OHIO → OSAKA
結局、自分が探していたギターはアメリカのオハイオ州にある楽器屋が出品していた。この円安の時代に自分は一体何をしているのだろうかという気持ちが少しはあっても良いはずなのに、買うと決めたら迷いはなかった。ただ、心配事は、現物を自分の手で確認できないこと、そして無事に輸送されるのか?という点にあった。

そういった懸念点をクリアにするために大切なのは、やはりコミュニケーションだ。このご時世、英語ができなくても心配はいらない。ChatGptに任せればこちらの言い分も、向こうの返答も綺麗に訳してくれる。そうやって、何通かメッセージのやり取りをした上で、さらには値下げ交渉までして、購入に至ったのだった。(実際、値下げにも対応してくれた!)「輸送中にネックが折れた」なんてことにならないように、梱包も厳重にして欲しいと依頼し、祈る気持ちで到着を待ったのだった。
購入手続きが完了し、まもなく発送作業に入ったことがわかった。
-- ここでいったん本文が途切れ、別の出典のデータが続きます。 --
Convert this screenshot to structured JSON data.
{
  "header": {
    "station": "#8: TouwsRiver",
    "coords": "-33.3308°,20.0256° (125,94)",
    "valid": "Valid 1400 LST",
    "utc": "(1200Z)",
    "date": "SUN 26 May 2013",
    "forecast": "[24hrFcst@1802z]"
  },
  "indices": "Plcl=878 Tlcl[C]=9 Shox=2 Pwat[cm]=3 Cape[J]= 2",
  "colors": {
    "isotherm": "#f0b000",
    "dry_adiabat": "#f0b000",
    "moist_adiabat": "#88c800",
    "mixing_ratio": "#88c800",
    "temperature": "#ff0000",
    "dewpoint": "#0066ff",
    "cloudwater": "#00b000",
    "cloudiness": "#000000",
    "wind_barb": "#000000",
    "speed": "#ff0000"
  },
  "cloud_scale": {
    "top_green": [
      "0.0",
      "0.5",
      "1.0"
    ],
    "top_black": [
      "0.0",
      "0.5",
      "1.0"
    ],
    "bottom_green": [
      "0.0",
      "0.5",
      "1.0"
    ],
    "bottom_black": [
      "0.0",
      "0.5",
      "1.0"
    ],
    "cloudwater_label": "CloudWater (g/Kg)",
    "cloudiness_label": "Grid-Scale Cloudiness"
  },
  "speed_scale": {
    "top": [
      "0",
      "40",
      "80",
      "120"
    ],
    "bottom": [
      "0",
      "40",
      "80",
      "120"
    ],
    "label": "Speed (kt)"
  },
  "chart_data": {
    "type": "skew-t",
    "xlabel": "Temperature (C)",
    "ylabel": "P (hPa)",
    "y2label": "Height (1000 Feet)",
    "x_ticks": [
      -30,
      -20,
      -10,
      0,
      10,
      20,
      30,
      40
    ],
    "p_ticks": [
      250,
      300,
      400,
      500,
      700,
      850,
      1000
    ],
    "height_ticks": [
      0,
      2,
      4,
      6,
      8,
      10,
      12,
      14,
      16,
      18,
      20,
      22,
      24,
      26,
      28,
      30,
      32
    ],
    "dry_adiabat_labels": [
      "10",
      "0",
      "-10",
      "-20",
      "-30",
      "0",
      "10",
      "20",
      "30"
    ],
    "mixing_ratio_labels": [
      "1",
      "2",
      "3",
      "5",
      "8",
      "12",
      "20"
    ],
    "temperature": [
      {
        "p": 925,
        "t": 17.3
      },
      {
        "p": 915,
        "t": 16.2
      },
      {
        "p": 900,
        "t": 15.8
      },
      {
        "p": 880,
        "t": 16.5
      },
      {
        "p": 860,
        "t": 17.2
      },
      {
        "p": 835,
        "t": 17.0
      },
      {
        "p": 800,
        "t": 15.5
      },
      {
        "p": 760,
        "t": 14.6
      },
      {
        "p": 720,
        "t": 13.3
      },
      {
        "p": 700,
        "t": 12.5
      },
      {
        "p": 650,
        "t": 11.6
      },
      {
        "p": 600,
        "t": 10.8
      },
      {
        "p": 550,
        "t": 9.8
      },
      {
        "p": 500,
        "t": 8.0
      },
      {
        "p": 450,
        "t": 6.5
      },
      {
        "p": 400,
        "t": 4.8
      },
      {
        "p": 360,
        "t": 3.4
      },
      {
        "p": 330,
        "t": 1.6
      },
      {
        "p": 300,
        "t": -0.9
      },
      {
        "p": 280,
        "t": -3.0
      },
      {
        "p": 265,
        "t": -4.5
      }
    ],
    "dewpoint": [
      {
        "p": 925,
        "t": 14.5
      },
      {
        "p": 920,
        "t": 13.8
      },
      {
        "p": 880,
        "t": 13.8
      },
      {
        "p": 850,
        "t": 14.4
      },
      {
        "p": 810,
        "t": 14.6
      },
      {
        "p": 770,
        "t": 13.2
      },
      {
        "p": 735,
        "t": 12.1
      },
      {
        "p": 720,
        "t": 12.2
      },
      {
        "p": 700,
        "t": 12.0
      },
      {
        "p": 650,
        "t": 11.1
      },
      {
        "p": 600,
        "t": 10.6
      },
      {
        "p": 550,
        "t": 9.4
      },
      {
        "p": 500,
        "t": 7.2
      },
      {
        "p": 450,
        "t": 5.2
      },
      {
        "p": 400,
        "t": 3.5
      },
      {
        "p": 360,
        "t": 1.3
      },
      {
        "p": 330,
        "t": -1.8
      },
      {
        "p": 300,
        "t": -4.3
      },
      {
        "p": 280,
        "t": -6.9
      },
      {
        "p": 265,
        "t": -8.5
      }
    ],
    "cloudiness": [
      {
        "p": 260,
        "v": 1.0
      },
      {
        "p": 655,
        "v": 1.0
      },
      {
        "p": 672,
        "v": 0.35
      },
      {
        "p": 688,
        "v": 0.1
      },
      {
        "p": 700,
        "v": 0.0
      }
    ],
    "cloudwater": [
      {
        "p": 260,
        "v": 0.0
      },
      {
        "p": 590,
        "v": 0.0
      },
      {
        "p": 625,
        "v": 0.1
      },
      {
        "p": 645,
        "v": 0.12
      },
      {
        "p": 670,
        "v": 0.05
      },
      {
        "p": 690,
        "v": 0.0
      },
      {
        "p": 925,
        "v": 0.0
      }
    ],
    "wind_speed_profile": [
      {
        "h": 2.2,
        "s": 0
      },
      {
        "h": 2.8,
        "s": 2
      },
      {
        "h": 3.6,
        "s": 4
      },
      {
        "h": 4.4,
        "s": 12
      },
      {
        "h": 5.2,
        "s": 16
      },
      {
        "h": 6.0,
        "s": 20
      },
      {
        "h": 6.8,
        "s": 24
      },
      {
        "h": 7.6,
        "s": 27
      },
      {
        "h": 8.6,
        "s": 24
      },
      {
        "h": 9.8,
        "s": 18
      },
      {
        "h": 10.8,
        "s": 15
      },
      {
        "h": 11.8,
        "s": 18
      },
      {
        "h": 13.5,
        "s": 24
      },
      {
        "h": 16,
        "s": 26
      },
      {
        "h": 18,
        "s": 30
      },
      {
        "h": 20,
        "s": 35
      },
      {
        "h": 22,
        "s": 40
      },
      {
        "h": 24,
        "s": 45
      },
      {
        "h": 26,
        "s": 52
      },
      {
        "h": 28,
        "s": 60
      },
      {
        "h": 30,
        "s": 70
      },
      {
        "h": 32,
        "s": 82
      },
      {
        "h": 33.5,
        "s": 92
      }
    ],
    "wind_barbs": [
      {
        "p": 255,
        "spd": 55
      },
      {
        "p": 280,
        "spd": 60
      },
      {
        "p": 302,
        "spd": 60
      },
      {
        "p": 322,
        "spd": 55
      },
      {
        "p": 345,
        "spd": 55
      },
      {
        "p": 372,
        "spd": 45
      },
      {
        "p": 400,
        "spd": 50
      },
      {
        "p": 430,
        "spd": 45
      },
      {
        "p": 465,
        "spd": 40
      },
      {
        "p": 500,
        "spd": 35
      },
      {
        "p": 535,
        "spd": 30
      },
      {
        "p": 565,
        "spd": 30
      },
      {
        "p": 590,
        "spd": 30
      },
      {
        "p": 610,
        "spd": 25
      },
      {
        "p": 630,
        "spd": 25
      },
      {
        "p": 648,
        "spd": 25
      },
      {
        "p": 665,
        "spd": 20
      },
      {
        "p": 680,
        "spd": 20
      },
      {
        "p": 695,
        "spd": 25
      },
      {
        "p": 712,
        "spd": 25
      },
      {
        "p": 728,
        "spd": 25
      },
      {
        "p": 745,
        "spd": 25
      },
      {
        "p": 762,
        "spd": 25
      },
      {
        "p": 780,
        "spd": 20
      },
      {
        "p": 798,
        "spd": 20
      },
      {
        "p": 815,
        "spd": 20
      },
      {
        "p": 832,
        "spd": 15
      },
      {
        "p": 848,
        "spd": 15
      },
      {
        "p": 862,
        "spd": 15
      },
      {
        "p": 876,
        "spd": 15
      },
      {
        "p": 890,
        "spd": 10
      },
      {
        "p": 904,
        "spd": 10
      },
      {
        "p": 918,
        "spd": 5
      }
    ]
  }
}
きっちりしている!これは信頼できると思った。翌々日には発送されたとの知らせが入り、4日後くらいに我が家に届いた。

「気をつけろ!こっちが上だ!」と書かれた丈夫なギター用の段ボールで包まれ、中にはぎっしりとスチロール性の梱包材が詰め込まれていた。パーフェクトだ。よく考えると、オハイオってアメリカのどのへんだっけ。オハイオといえば、オハイオプレイヤーズしか思いつかない。そんな縁もゆかりもないアメリカの地にあったこのギターを僕は買い、向こうからすればよくわからない心配性の日本人(なのに値切ってきた奴)のために、丁寧に梱包して送ってくれたのだ。音楽というものがなければ出会うはずもない者同士が、ChatGptを介して会話をし、見ず知らずの相手を想像し、コネクトする。それは、音楽を通じて僕が誰かと繋がっているのと同じことなのかもしれない。相手の顔が見えなくても、真心を込めて届けるならば、きっとそれはそこに存在するだろうし、届く人には届くだろう。僕はそう信じている。
しかしこのギターも、まさか60年以上経って、日本に来るとは思ってもいなかっただろうな。(笑)日本の夏は蒸し暑いよ!